Reading the transcripts from his show on April 16th, I came across this bit about the Tea Parties:

But there are two aspects to this that I do want to share with you.  My greatest concern about this is that there are -- I don't want to impugn anybody here -- but there's a possibility that this is going to lead to a third-party movement, and that's death.  Third-party candidates succeed in one thing, and that is electing their alternatives.  John Anderson, 1980, you had Perot in 1992.  The temptation here is to go third party 'cause the Republican Party is not responsive.  The real question, in my humble opinion, is that this effort and energy needs to be used, as Ronald Reagan did, to take over the Republican Party, to repopulate it and that's exactly what Reagan did, he took it away from the Rockefeller blue-blood country club types starting in 1976, took him 'til 1980 to do it.  Goldwater did the same thing.  Both Reagan and Goldwater could have gone third party, and there's a temptation here to go third-party, and a lot of people advocating third-party are the personalities that are trying to make this all about them, and that troubles me 'cause this is not about personalities, it's not about any politician, and it isn't about any media person that organized all of this.  

Ron Paul is out there trying to take credit for it, by the way.  He issued a big press release, but this is grassroots, this is why this kind of energy from the grassroots needs to be harnessed into the existing political apparatus that can actually win if it is built and structured right.  That's the Republican Party.  Third party can't win.  Third party is not going to have any congressional candidates.  I just think that the effort here to make this third party -- which is bubbling under the surface, it's not something you hear outright, but it's something I sense that is taking place.

I have to admit the thought of the Tea Parties becoming the nucleus of a new minor party movement had not occurred to me, but like Mr.

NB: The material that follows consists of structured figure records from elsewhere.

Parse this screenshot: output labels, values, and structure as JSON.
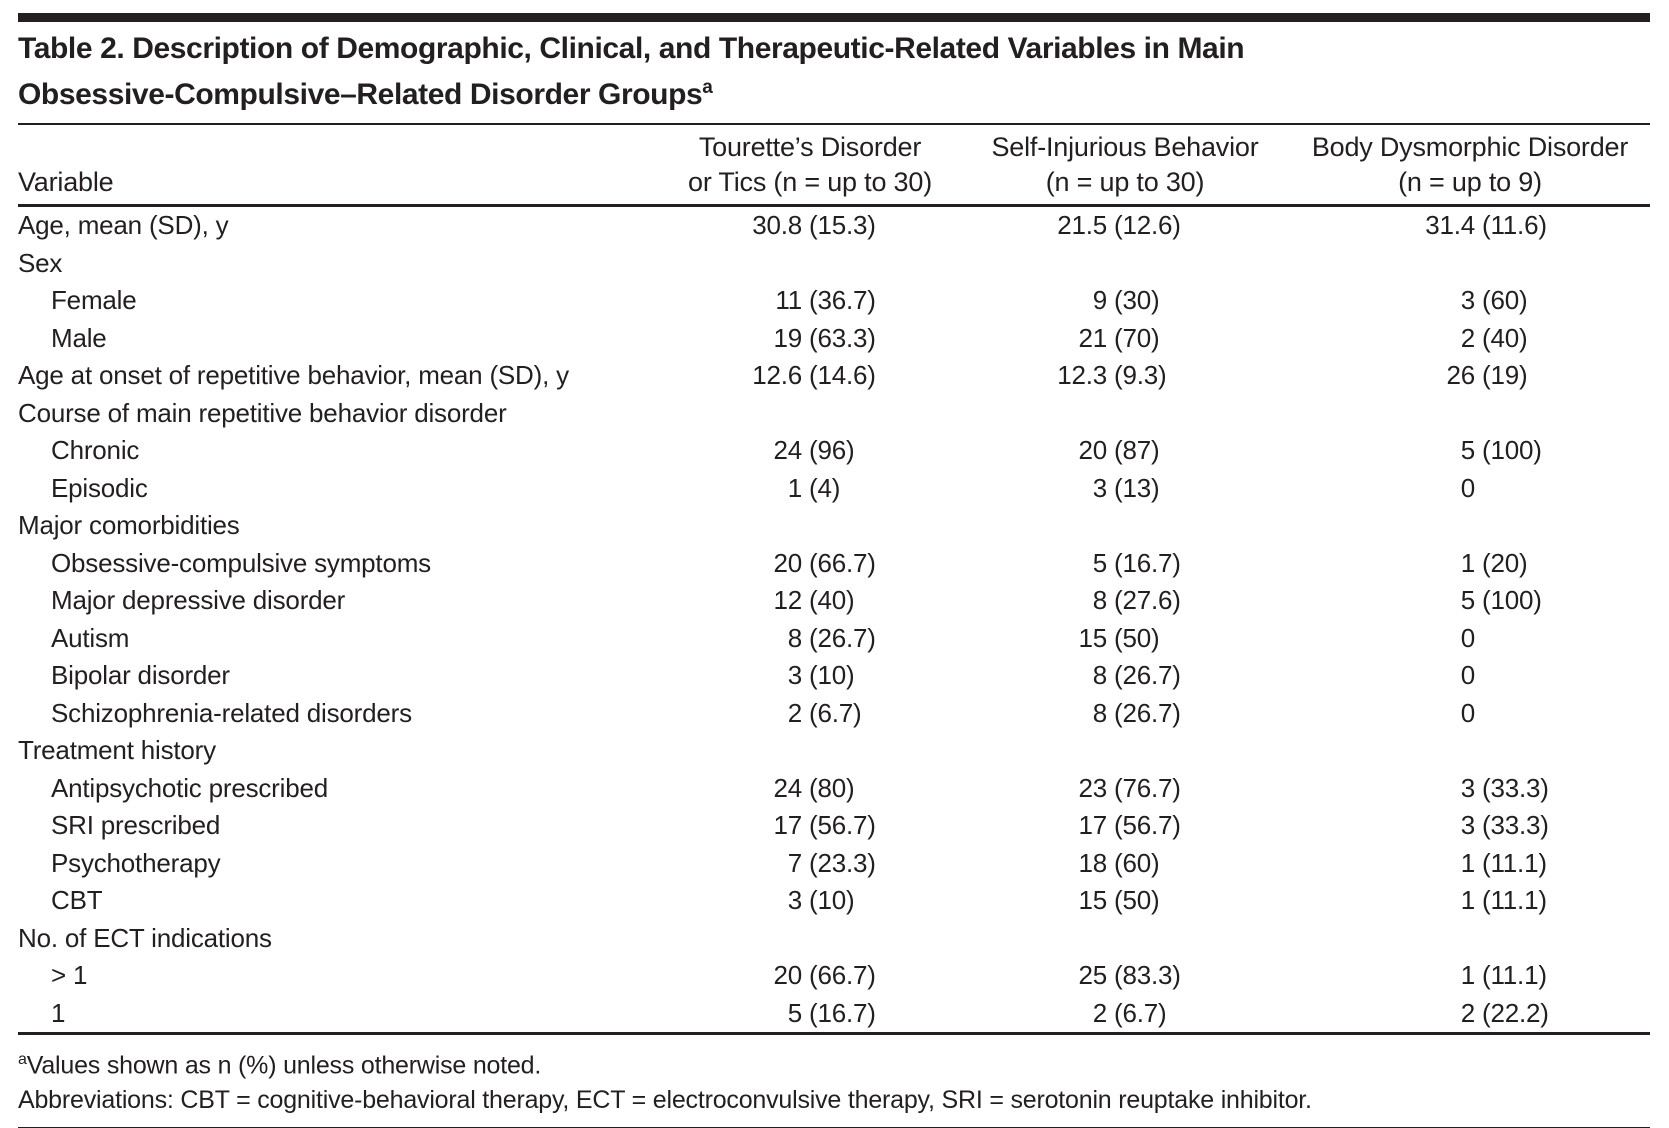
{
  "title": {
    "line1": "Table 2. Description of Demographic, Clinical, and Therapeutic-Related Variables in Main",
    "line2": "Obsessive-Compulsive–Related Disorder Groups",
    "superscript": "a"
  },
  "header": {
    "variable_label": "Variable",
    "columns": [
      {
        "line1": "Tourette’s Disorder",
        "line2": "or Tics (n = up to 30)"
      },
      {
        "line1": "Self-Injurious Behavior",
        "line2": "(n = up to 30)"
      },
      {
        "line1": "Body Dysmorphic Disorder",
        "line2": "(n = up to 9)"
      }
    ]
  },
  "rows": [
    {
      "label": "Age, mean (SD), y",
      "indent": 0,
      "values": [
        "30.8 (15.3)",
        "21.5 (12.6)",
        "31.4 (11.6)"
      ]
    },
    {
      "label": "Sex",
      "indent": 0,
      "values": [
        "",
        "",
        ""
      ]
    },
    {
      "label": "Female",
      "indent": 1,
      "values": [
        "11 (36.7)",
        "9 (30)",
        "3 (60)"
      ]
    },
    {
      "label": "Male",
      "indent": 1,
      "values": [
        "19 (63.3)",
        "21 (70)",
        "2 (40)"
      ]
    },
    {
      "label": "Age at onset of repetitive behavior, mean (SD), y",
      "indent": 0,
      "values": [
        "12.6 (14.6)",
        "12.3 (9.3)",
        "26 (19)"
      ]
    },
    {
      "label": "Course of main repetitive behavior disorder",
      "indent": 0,
      "values": [
        "",
        "",
        ""
      ]
    },
    {
      "label": "Chronic",
      "indent": 1,
      "values": [
        "24 (96)",
        "20 (87)",
        "5 (100)"
      ]
    },
    {
      "label": "Episodic",
      "indent": 1,
      "values": [
        "1 (4)",
        "3 (13)",
        "0"
      ]
    },
    {
      "label": "Major comorbidities",
      "indent": 0,
      "values": [
        "",
        "",
        ""
      ]
    },
    {
      "label": "Obsessive-compulsive symptoms",
      "indent": 1,
      "values": [
        "20 (66.7)",
        "5 (16.7)",
        "1 (20)"
      ]
    },
    {
      "label": "Major depressive disorder",
      "indent": 1,
      "values": [
        "12 (40)",
        "8 (27.6)",
        "5 (100)"
      ]
    },
    {
      "label": "Autism",
      "indent": 1,
      "values": [
        "8 (26.7)",
        "15 (50)",
        "0"
      ]
    },
    {
      "label": "Bipolar disorder",
      "indent": 1,
      "values": [
        "3 (10)",
        "8 (26.7)",
        "0"
      ]
    },
    {
      "label": "Schizophrenia-related disorders",
      "indent": 1,
      "values": [
        "2 (6.7)",
        "8 (26.7)",
        "0"
      ]
    },
    {
      "label": "Treatment history",
      "indent": 0,
      "values": [
        "",
        "",
        ""
      ]
    },
    {
      "label": "Antipsychotic prescribed",
      "indent": 1,
      "values": [
        "24 (80)",
        "23 (76.7)",
        "3 (33.3)"
      ]
    },
    {
      "label": "SRI prescribed",
      "indent": 1,
      "values": [
        "17 (56.7)",
        "17 (56.7)",
        "3 (33.3)"
      ]
    },
    {
      "label": "Psychotherapy",
      "indent": 1,
      "values": [
        "7 (23.3)",
        "18 (60)",
        "1 (11.1)"
      ]
    },
    {
      "label": "CBT",
      "indent": 1,
      "values": [
        "3 (10)",
        "15 (50)",
        "1 (11.1)"
      ]
    },
    {
      "label": "No. of ECT indications",
      "indent": 0,
      "values": [
        "",
        "",
        ""
      ]
    },
    {
      "label": "> 1",
      "indent": 1,
      "values": [
        "20 (66.7)",
        "25 (83.3)",
        "1 (11.1)"
      ]
    },
    {
      "label": "1",
      "indent": 1,
      "values": [
        "5 (16.7)",
        "2 (6.7)",
        "2 (22.2)"
      ]
    }
  ],
  "footnotes": {
    "note_marker": "a",
    "note_text": "Values shown as n (%) unless otherwise noted.",
    "abbreviations": "Abbreviations: CBT = cognitive-behavioral therapy, ECT = electroconvulsive therapy, SRI = serotonin reuptake inhibitor."
  },
  "colors": {
    "text": "#231f20",
    "rule": "#231f20",
    "background": "#ffffff"
  }
}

Limbaugh, I agree on what the results will be if that is the direction the Tea Party movement goes.

Despite the fact that proponents of minor parties and conservatives who lost faith in the Republican Party claim a vote for any of the minor party tickets was not a vote for Barack Obama in 2008, it was just as bad.

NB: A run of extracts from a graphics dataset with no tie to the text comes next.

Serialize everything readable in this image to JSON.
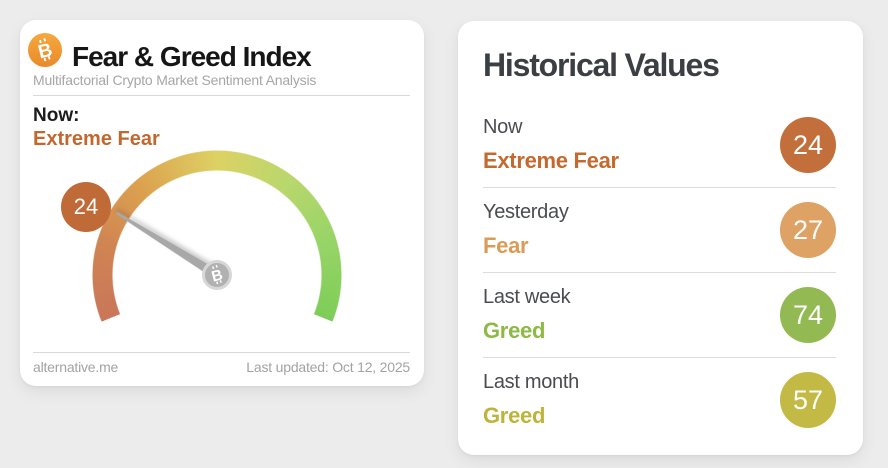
{
  "icons": {
    "bitcoin_glyph": "B"
  },
  "gauge_card": {
    "title": "Fear & Greed Index",
    "subtitle": "Multifactorial Crypto Market Sentiment Analysis",
    "now_label": "Now:",
    "classification": "Extreme Fear",
    "classification_color": "#c2682e",
    "value": "24",
    "value_badge_color": "#bf6a37",
    "source": "alternative.me",
    "last_updated": "Last updated: Oct 12, 2025",
    "gauge": {
      "min": 0,
      "max": 100,
      "value": 24,
      "sweep_deg": 224,
      "gradient": [
        "#c97659",
        "#dca24f",
        "#ddd164",
        "#97d467",
        "#7ecd58"
      ],
      "needle_color": "#a8a8a8"
    }
  },
  "historical_card": {
    "title": "Historical Values",
    "rows": [
      {
        "label": "Now",
        "classification": "Extreme Fear",
        "value": "24",
        "text_color": "#c56a2e",
        "badge_color": "#c36f3b"
      },
      {
        "label": "Yesterday",
        "classification": "Fear",
        "value": "27",
        "text_color": "#da9b57",
        "badge_color": "#dda264"
      },
      {
        "label": "Last week",
        "classification": "Greed",
        "value": "74",
        "text_color": "#8db945",
        "badge_color": "#93ba52"
      },
      {
        "label": "Last month",
        "classification": "Greed",
        "value": "57",
        "text_color": "#beb43a",
        "badge_color": "#c3ba45"
      }
    ]
  }
}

They didn't vote for the only person who could have defeated the President in 2008.  Instead, they decided to vote for somebody else like Bob Barr, Chuck Baldwin or even Ron Paul; somebody who didn't have a chance of winning, and like it or not, it helped ensure Barack Obama's victory.

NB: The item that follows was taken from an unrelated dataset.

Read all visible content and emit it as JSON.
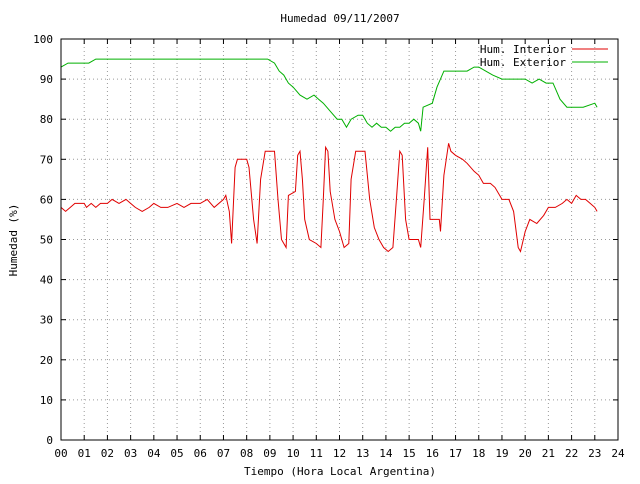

The best minor parties can do is influence the direction of a major party, which is what the Tea Party movement can and should do.  This country of ours has a two-party system in place, not a parliamentary-style system.  If the Tea Parties turn into the latest minor party movement, it will end up sharing the same fate as Ross Perot, George Wallace, the Dixiecrats and all other minor party movements: failures.

I hope it doesn't come to that.

2 comments:

d. eris said...

On the other hand, if all the tea party movement achieves is strengthening the Republican Party, then they will have changed nothing, and only reinforced the status quo of duopoly politics, within which politicians answer to their party bosses and their corporate masters rather than their constituents. The Democrats are only half the problem. The Republicans are the other.

Morgan said...

That's why, d. eris, it's important that the focus of the Tea Parties be on taking over the Republican Party, as Rush Limbaugh says.

You're right, part of the problem is with the Republicans and strengthening them as they are now will not change anything, but if the Tea Parties become a third party movement, it will only help the Democrats, who fear the Tea Partiers much more than the Republicans.